I have two deep, dark secrets to share with you today, dear readers. One is the dark, rotten, moldy kind, that should be kept out of sight....one is the kind that looks bright and shiny and clean but inside...well, it's more like the first one. Are you ready for this? These secrets are important, they are the secrets to our downsizing success.

1) The basement of our new house. This is truly one of the most horrific basements I have ever encountered. The walls are crumbling in various places, have been ripped out in others, and speckled with black mold in many others. I have a mold allergy and I can't spend more than 15 minutes down there without starting to wheeze. Evidence of the previous tenants abounds, from someone's sad attempt to texture paint one of the rooms (note: swamp green rag rolling does not improve a dark, dank room), to the *ahem* evidence left behind in another: tinfoil covered window, pile of soil in the corner and stack upon stack of shipping boxes.

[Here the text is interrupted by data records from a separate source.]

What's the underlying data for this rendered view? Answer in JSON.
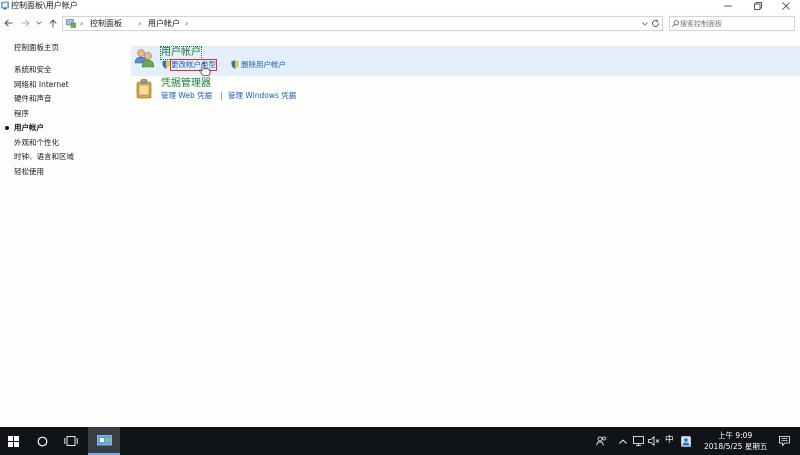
{
  "window": {
    "title": "控制面板\\用户帐户"
  },
  "address": {
    "crumbs": [
      "控制面板",
      "用户帐户"
    ]
  },
  "search": {
    "placeholder": "搜索控制面板"
  },
  "sidebar": {
    "items": [
      {
        "label": "控制面板主页"
      },
      {
        "label": "系统和安全"
      },
      {
        "label": "网络和 Internet"
      },
      {
        "label": "硬件和声音"
      },
      {
        "label": "程序"
      },
      {
        "label": "用户帐户",
        "selected": true
      },
      {
        "label": "外观和个性化"
      },
      {
        "label": "时钟、语言和区域"
      },
      {
        "label": "轻松使用"
      }
    ]
  },
  "categories": {
    "user_accounts": {
      "title": "用户帐户",
      "links": [
        "更改帐户类型",
        "删除用户帐户"
      ]
    },
    "credential_manager": {
      "title": "凭据管理器",
      "links": [
        "管理 Web 凭据",
        "管理 Windows 凭据"
      ]
    }
  },
  "taskbar": {
    "ime": "中",
    "time": "上午 9:09",
    "date": "2018/5/25 星期五"
  },
  "colors": {
    "accent_link": "#1a5fb4",
    "category_title": "#1e7a3c",
    "selection_bg": "#e4effb",
    "taskbar_bg": "#101418"
  }
}
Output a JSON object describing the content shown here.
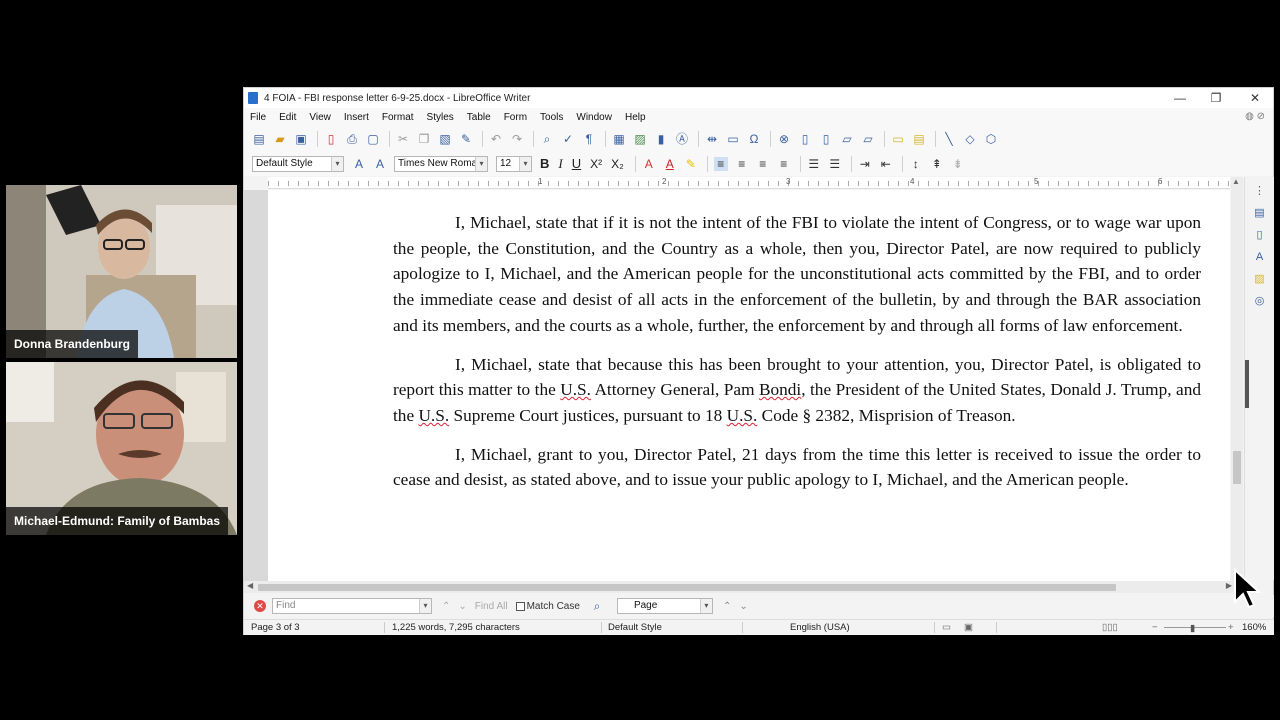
{
  "participants": [
    {
      "name": "Donna Brandenburg"
    },
    {
      "name": "Michael-Edmund: Family of Bambas"
    }
  ],
  "window": {
    "title": "4 FOIA - FBI response letter 6-9-25.docx - LibreOffice Writer",
    "controls": {
      "minimize": "—",
      "restore": "❐",
      "close": "✕"
    }
  },
  "menu": [
    "File",
    "Edit",
    "View",
    "Insert",
    "Format",
    "Styles",
    "Table",
    "Form",
    "Tools",
    "Window",
    "Help"
  ],
  "formatting": {
    "paragraph_style": "Default Style",
    "font_name": "Times New Roman",
    "font_size": "12",
    "bold": "B",
    "italic": "I",
    "underline": "U",
    "superscript": "X²",
    "subscript": "X₂"
  },
  "ruler": {
    "numbers": [
      "1",
      "2",
      "3",
      "4",
      "5",
      "6"
    ]
  },
  "document": {
    "paragraph1": {
      "a": "I, Michael, state that if it is not the intent of the FBI to violate the intent of Congress, or to wage war upon the people, the Constitution, and the Country as a whole, then you, Director Patel, are now required to publicly apologize to I, Michael, and the American people for the unconstitutional acts committed by the FBI, and to order the immediate cease and desist of all acts in the enforcement of the bulletin, by and through the BAR association and its members, and the courts as a whole, further, the enforcement by and through all forms of law enforcement."
    },
    "paragraph2": {
      "a": "I, Michael, state that because this has been brought to your attention, you, Director Patel, is obligated to report this matter to the ",
      "us1": "U.S.",
      "b": " Attorney General, Pam ",
      "bondi": "Bondi",
      "c": ", the President of the United States, Donald J. Trump, and the ",
      "us2": "U.S.",
      "d": " Supreme Court justices, pursuant to 18 ",
      "us3": "U.S.",
      "e": " Code § 2382, Misprision of Treason."
    },
    "paragraph3": {
      "a": "I, Michael, grant to you, Director Patel, 21 days from the time this letter is received to issue the order to cease and desist, as stated above, and to issue your public apology to I, Michael, and the American people."
    }
  },
  "findbar": {
    "placeholder": "Find",
    "find_all": "Find All",
    "match_case": "Match Case",
    "navigate_by": "Page"
  },
  "statusbar": {
    "page": "Page 3 of 3",
    "counts": "1,225 words, 7,295 characters",
    "page_style": "Default Style",
    "language": "English (USA)",
    "zoom": "160%"
  }
}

We hate our basement because it is moldy, lacks a proper door, and feels like the kind of place that makes a happy home for rodents or serial killers in movies starring Jodie Foster. But we also love our basement because it is holding ALL OUR CRAP. All the boxes, and boxes, and boxes of stuff that won't fit in our house and we might want and we don't know what to do with. And as a result we are saving thousands of dollars in storage fees while we figure out what we're doing. So we (or maybe Beth given my wheezing issues) are going to tackle the basement with mold spray, gloves and masks, and put all the stuff in boxes in shelves and in plastic to protect it from the damp we know, and the damp we know will come!
wish us luck.

2) My other dark, deep secret isn't really much of a secret. It's IKEA.

IKEA, shiny blue and yellow Swedish siren, luring me to your shoals of disposable consumerism. You with your crunchy, green, family friendly image, your shining clean ballroom, your cheap meatballs and fries. But really are you any better than Wal-mart or McDonald's ? Despite your shiny exterior, your insides are just as tainted by the pursuit filthy lucre.

I returned to the blue and yellow behemoth, Toronto version, for the first time this past Saturday. By some cosmic miracle both our children agreed to stay in the play place as my wife and I giddily skipped through the store. 3 groggy hours later and many, many dollars poorer, we staggered out into the bright daylight of a North York parking lot...wondering how yet again we had been lulled into consumer complacency and wasted almost a whole Saturday inside.

the secret here? I guess it's just that I keep on believing all my downsizing problems can be solved if I spend enough money on Expedit shelving.